Tuesday, May 13, 2014

Eek, a mouse

We've all heard of lab rats, or lab mice... and it's common knowledge that rodents are used in laboratory testing for everything from sacharine, to cosmetics, to drugs and other medical research. They don't take up much room, they reproduce quickly, and their genetic, biological and behavior characteristics closely resemble those same characteristics in humans.   Over the years, there has been a lot of protesting about the testing done on rodents, but the bottom line is that - especially for medical research, it's necessary to do testing on something other than humans.


I'm sure none of this is news to any of you, and I suspect you're sitting there with a quizzical look on your face wondering if this is really the best that I can do.

Well never fear... because I have more!

In ancient times in Egypt, the mouse was considered to be protected by the sun, and capable of fending off death.  So a common remedy for a toothache was to apply half of the body of a dead mouse to the aching tooth, while the body was still warm.  Of course, I might have this wrong, because another source I found said that the thing to do was mash the dead mouse and mix it with spices, and then apply it to the tooth.  Either way, I have a number of issues with these remedies, beginning with the fact that obviously the mouse in question had NOT been capable of fending off death!

So let's head over to the early Roman Empire, around the year 50 A.D.  Pliny the Elder recommended kissing the fuzzy muzzle of a mouse as a cure for headaches.  Hmm.  I doubt that the mouse-kissing cured the problem... but I can certainly see how that cure would cut down on complaints about headaches.  (I just can't resist pointing out the opportunity for a whole slew of jokes along the lines of 'not tonight dear, I already kissed a mouse')  

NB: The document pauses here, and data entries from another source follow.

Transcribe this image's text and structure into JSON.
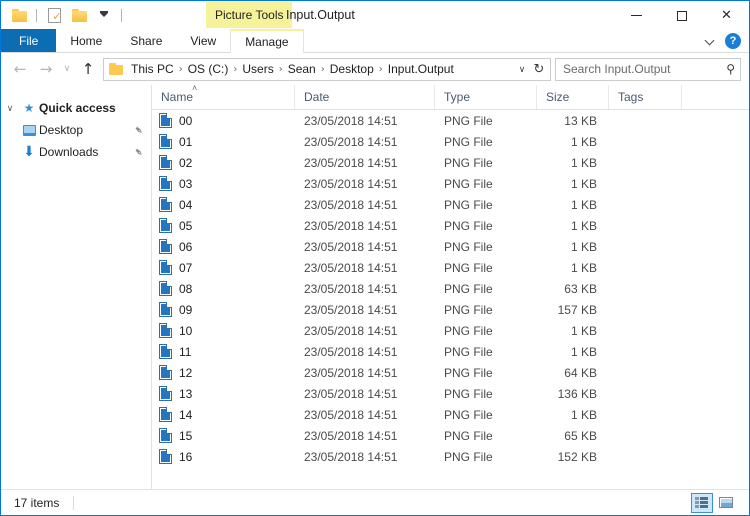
{
  "window": {
    "title": "Input.Output",
    "contextual_tab_group": "Picture Tools",
    "controls": {
      "minimize": "minimize-icon",
      "maximize": "maximize-icon",
      "close": "close-icon"
    }
  },
  "quick_access_toolbar": {
    "items": [
      {
        "name": "explorer-folder-icon",
        "glyph": "folder"
      },
      {
        "name": "properties-icon",
        "glyph": "properties"
      },
      {
        "name": "new-folder-icon",
        "glyph": "folder"
      },
      {
        "name": "customize-qat-dropdown",
        "glyph": "dropdown"
      }
    ]
  },
  "ribbon": {
    "tabs": [
      {
        "label": "File",
        "active": false,
        "style": "file"
      },
      {
        "label": "Home",
        "active": false,
        "style": "normal"
      },
      {
        "label": "Share",
        "active": false,
        "style": "normal"
      },
      {
        "label": "View",
        "active": false,
        "style": "normal"
      },
      {
        "label": "Manage",
        "active": true,
        "style": "normal"
      }
    ],
    "collapse_icon": "chevron-down-icon",
    "help_icon": "help-icon",
    "help_glyph": "?",
    "contextual_highlight_color": "#f5f29a",
    "file_tab_color": "#0d6db3"
  },
  "address_bar": {
    "back_icon": "back-arrow-icon",
    "back_glyph": "←",
    "forward_icon": "forward-arrow-icon",
    "forward_glyph": "→",
    "recent_icon": "recent-locations-icon",
    "recent_glyph": "∨",
    "up_icon": "up-arrow-icon",
    "up_glyph": "↑",
    "breadcrumbs": [
      "This PC",
      "OS (C:)",
      "Users",
      "Sean",
      "Desktop",
      "Input.Output"
    ],
    "separator_glyph": "›",
    "dropdown_icon": "address-dropdown-icon",
    "dropdown_glyph": "∨",
    "refresh_icon": "refresh-icon",
    "refresh_glyph": "↻"
  },
  "search": {
    "placeholder": "Search Input.Output",
    "value": "",
    "icon": "search-icon",
    "icon_glyph": "⚲"
  },
  "sidebar": {
    "groups": [
      {
        "label": "Quick access",
        "icon": "star-icon",
        "icon_glyph": "★",
        "expand_glyph": "∨",
        "items": [
          {
            "label": "Desktop",
            "icon": "monitor-icon",
            "pinned": true,
            "pin_glyph": "✒"
          },
          {
            "label": "Downloads",
            "icon": "download-arrow-icon",
            "pinned": true,
            "pin_glyph": "✒"
          }
        ]
      }
    ]
  },
  "file_list": {
    "columns": [
      {
        "key": "name",
        "label": "Name",
        "sorted": "asc",
        "sort_glyph": "˄"
      },
      {
        "key": "date",
        "label": "Date",
        "sorted": null
      },
      {
        "key": "type",
        "label": "Type",
        "sorted": null
      },
      {
        "key": "size",
        "label": "Size",
        "sorted": null
      },
      {
        "key": "tags",
        "label": "Tags",
        "sorted": null
      }
    ],
    "rows": [
      {
        "icon": "png-file-icon",
        "name": "00",
        "date": "23/05/2018 14:51",
        "type": "PNG File",
        "size": "13 KB",
        "tags": ""
      },
      {
        "icon": "png-file-icon",
        "name": "01",
        "date": "23/05/2018 14:51",
        "type": "PNG File",
        "size": "1 KB",
        "tags": ""
      },
      {
        "icon": "png-file-icon",
        "name": "02",
        "date": "23/05/2018 14:51",
        "type": "PNG File",
        "size": "1 KB",
        "tags": ""
      },
      {
        "icon": "png-file-icon",
        "name": "03",
        "date": "23/05/2018 14:51",
        "type": "PNG File",
        "size": "1 KB",
        "tags": ""
      },
      {
        "icon": "png-file-icon",
        "name": "04",
        "date": "23/05/2018 14:51",
        "type": "PNG File",
        "size": "1 KB",
        "tags": ""
      },
      {
        "icon": "png-file-icon",
        "name": "05",
        "date": "23/05/2018 14:51",
        "type": "PNG File",
        "size": "1 KB",
        "tags": ""
      },
      {
        "icon": "png-file-icon",
        "name": "06",
        "date": "23/05/2018 14:51",
        "type": "PNG File",
        "size": "1 KB",
        "tags": ""
      },
      {
        "icon": "png-file-icon",
        "name": "07",
        "date": "23/05/2018 14:51",
        "type": "PNG File",
        "size": "1 KB",
        "tags": ""
      },
      {
        "icon": "png-file-icon",
        "name": "08",
        "date": "23/05/2018 14:51",
        "type": "PNG File",
        "size": "63 KB",
        "tags": ""
      },
      {
        "icon": "png-file-icon",
        "name": "09",
        "date": "23/05/2018 14:51",
        "type": "PNG File",
        "size": "157 KB",
        "tags": ""
      },
      {
        "icon": "png-file-icon",
        "name": "10",
        "date": "23/05/2018 14:51",
        "type": "PNG File",
        "size": "1 KB",
        "tags": ""
      },
      {
        "icon": "png-file-icon",
        "name": "11",
        "date": "23/05/2018 14:51",
        "type": "PNG File",
        "size": "1 KB",
        "tags": ""
      },
      {
        "icon": "png-file-icon",
        "name": "12",
        "date": "23/05/2018 14:51",
        "type": "PNG File",
        "size": "64 KB",
        "tags": ""
      },
      {
        "icon": "png-file-icon",
        "name": "13",
        "date": "23/05/2018 14:51",
        "type": "PNG File",
        "size": "136 KB",
        "tags": ""
      },
      {
        "icon": "png-file-icon",
        "name": "14",
        "date": "23/05/2018 14:51",
        "type": "PNG File",
        "size": "1 KB",
        "tags": ""
      },
      {
        "icon": "png-file-icon",
        "name": "15",
        "date": "23/05/2018 14:51",
        "type": "PNG File",
        "size": "65 KB",
        "tags": ""
      },
      {
        "icon": "png-file-icon",
        "name": "16",
        "date": "23/05/2018 14:51",
        "type": "PNG File",
        "size": "152 KB",
        "tags": ""
      }
    ]
  },
  "status_bar": {
    "item_count_text": "17 items",
    "view_buttons": [
      {
        "name": "details-view-button",
        "selected": true
      },
      {
        "name": "large-icons-view-button",
        "selected": false
      }
    ]
  }
}
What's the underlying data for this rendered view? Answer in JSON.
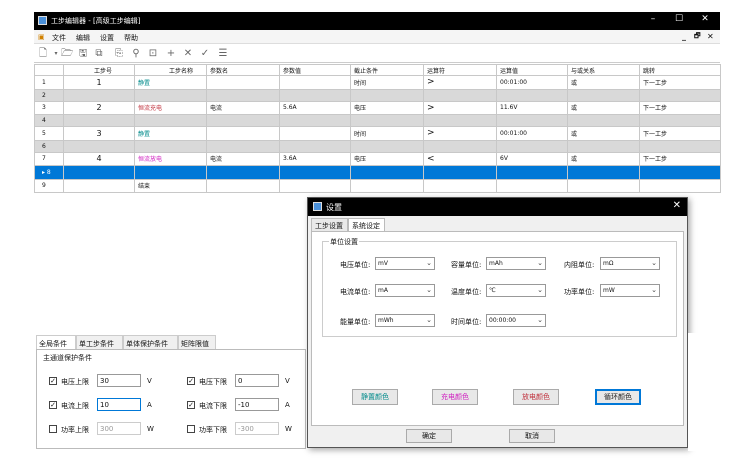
{
  "window": {
    "title": "工步编辑器 - [高级工步编辑]",
    "min": "–",
    "max": "☐",
    "close": "✕"
  },
  "menu": {
    "items": [
      "文件",
      "编辑",
      "设置",
      "帮助"
    ],
    "right_min": "_",
    "right_restore": "🗗",
    "right_close": "✕"
  },
  "toolbar": {
    "icons": [
      "new-file-icon",
      "open-folder-icon",
      "save-icon",
      "save-all-icon",
      "copy-icon",
      "pin-icon",
      "insert-icon",
      "add-icon",
      "delete-icon",
      "check-icon",
      "list-icon"
    ]
  },
  "grid": {
    "columns": [
      "",
      "工步号",
      "工步名称",
      "参数名",
      "参数值",
      "截止条件",
      "运算符",
      "运算值",
      "与或关系",
      "跳转"
    ],
    "rows": [
      {
        "rh": "1",
        "step": "1",
        "name": "静置",
        "kind": "rest",
        "param": "",
        "value": "",
        "cond": "时间",
        "op": ">",
        "opval": "00:01:00",
        "logic": "或",
        "jump": "下一工步"
      },
      {
        "rh": "2",
        "sep": true
      },
      {
        "rh": "3",
        "step": "2",
        "name": "恒流充电",
        "kind": "charge",
        "param": "电流",
        "value": "5.6A",
        "cond": "电压",
        "op": ">",
        "opval": "11.6V",
        "logic": "或",
        "jump": "下一工步"
      },
      {
        "rh": "4",
        "sep": true
      },
      {
        "rh": "5",
        "step": "3",
        "name": "静置",
        "kind": "rest",
        "param": "",
        "value": "",
        "cond": "时间",
        "op": ">",
        "opval": "00:01:00",
        "logic": "或",
        "jump": "下一工步"
      },
      {
        "rh": "6",
        "sep": true
      },
      {
        "rh": "7",
        "step": "4",
        "name": "恒流放电",
        "kind": "dis",
        "param": "电流",
        "value": "3.6A",
        "cond": "电压",
        "op": "<",
        "opval": "6V",
        "logic": "或",
        "jump": "下一工步"
      },
      {
        "rh": "▸ 8",
        "selected": true
      },
      {
        "rh": "9",
        "step": "",
        "name": "结束",
        "kind": "end",
        "param": "",
        "value": "",
        "cond": "",
        "op": "",
        "opval": "",
        "logic": "",
        "jump": ""
      }
    ]
  },
  "bottom": {
    "tabs": [
      "全局条件",
      "单工步条件",
      "单体保护条件",
      "矩阵限值"
    ],
    "group_title": "主通道保护条件",
    "rows": [
      {
        "l_label": "电压上限",
        "l_val": "30",
        "l_unit": "V",
        "l_checked": true,
        "r_label": "电压下限",
        "r_val": "0",
        "r_unit": "V",
        "r_checked": true
      },
      {
        "l_label": "电流上限",
        "l_val": "10",
        "l_unit": "A",
        "l_checked": true,
        "r_label": "电流下限",
        "r_val": "-10",
        "r_unit": "A",
        "r_checked": true
      },
      {
        "l_label": "功率上限",
        "l_val": "300",
        "l_unit": "W",
        "l_checked": false,
        "r_label": "功率下限",
        "r_val": "-300",
        "r_unit": "W",
        "r_checked": false
      }
    ]
  },
  "dialog": {
    "title": "设置",
    "tabs": [
      "工步设置",
      "系统设定"
    ],
    "group_title": "单位设置",
    "units": {
      "voltage": {
        "label": "电压单位:",
        "value": "mV"
      },
      "capacity": {
        "label": "容量单位:",
        "value": "mAh"
      },
      "resistance": {
        "label": "内阻单位:",
        "value": "mΩ"
      },
      "current": {
        "label": "电流单位:",
        "value": "mA"
      },
      "temperature": {
        "label": "温度单位:",
        "value": "℃"
      },
      "power": {
        "label": "功率单位:",
        "value": "mW"
      },
      "energy": {
        "label": "能量单位:",
        "value": "mWh"
      },
      "time": {
        "label": "时间单位:",
        "value": "00:00:00"
      }
    },
    "color_buttons": [
      {
        "label": "静置颜色",
        "color": "#008b8b"
      },
      {
        "label": "充电颜色",
        "color": "#d020c0"
      },
      {
        "label": "放电颜色",
        "color": "#c0303c"
      },
      {
        "label": "循环颜色",
        "color": "#222222"
      }
    ],
    "ok": "确定",
    "cancel": "取消"
  }
}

Lest you think that only the ancients held these odd beliefs, let's take a peak at Elizabethan England (1558-1603).  The Elizabethans commonly ate fried mice, and baked mice in pies.  I suppose that makes sense, because there was such a surplus of rodents, but frankly, that practice would have quickly converted me to vegetarianism.  And yet, there's still more!  In addition to eating mice fried, or baked in pies, the Elizabethans used mice in a number of medical remedies.  Do you have a wart?  Cut a mouse in half and apply the cut end to the wart.  Does your child wet the bed?  Burn a mouse to cinders, mix it with jam, and feed it to the bedwetter.  Does your neighbor have tuberculosis?  Bring them some mice to cook.  

Let's finish up with some more modern information.  A mouse has a soft skull, which is why they seem to be able to fit through the tiniest of holes.  If you can fit a ballpoint pen into the opening, it's big enough for a mouse to crawl through.  Mice don't really care much for cheese, which is why it's more common these days to put peanut butter on the mousetrap.  But mice do like to be warm, which is why they seek out those ballpoint-pen-sized holes in the fall, in an effort to move into your home.

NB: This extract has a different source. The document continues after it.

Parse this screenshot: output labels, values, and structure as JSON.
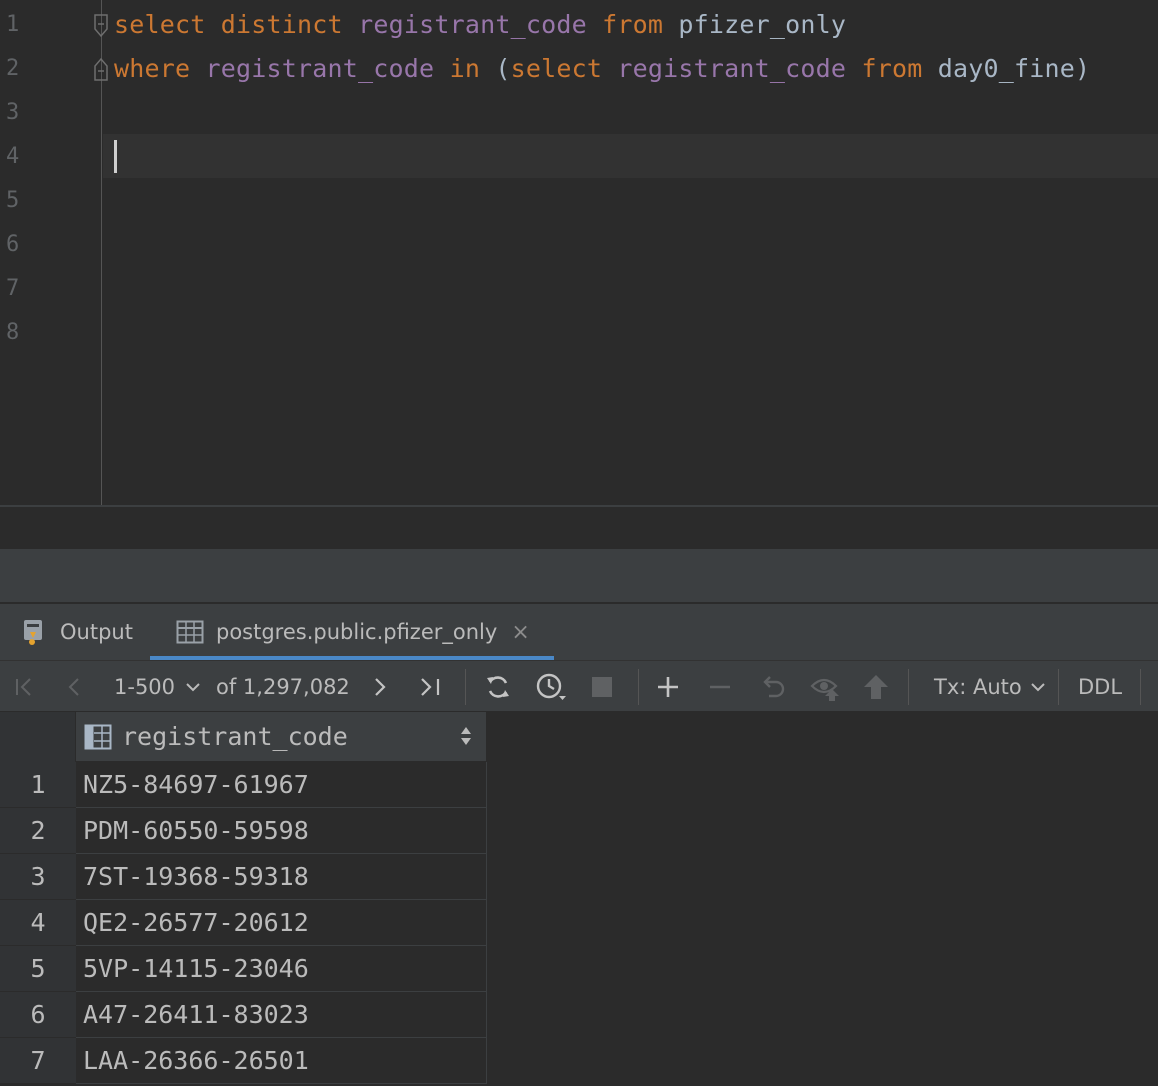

And then we get to the most important question of all.  Why is the computer accessory called a mouse? When the item was first invented in 1963, the team just called it a 'bug'.  When a patent application was submitted seven years later, the device was called an  'X-Y Position Indicator for a Display System'. Hmmm, I can see why that name never caught on.  So why a mouse?  Even the inventor can't remember, but I'm sure it had to do with the fact that the cord looked a bit like a mouse tail. And of course today, mice.. or mouses.. or whatever..  are often tail-less... I mean cordless.  Yet the name 'mouse' still sticks.

And there you have it, my friends... everything you wanted to know about a mouse...  from the ugh, to the eek, to the non-fuzzy thing you're resting your hand on right now.  

And now, for some tea.  Although I'm having tea by myself so it's not really a party, and unlike Alice's Wonderland, I have no dormouse.  It's just me, and my tea.

1 comment:

  1. It was very interesting information but yuk!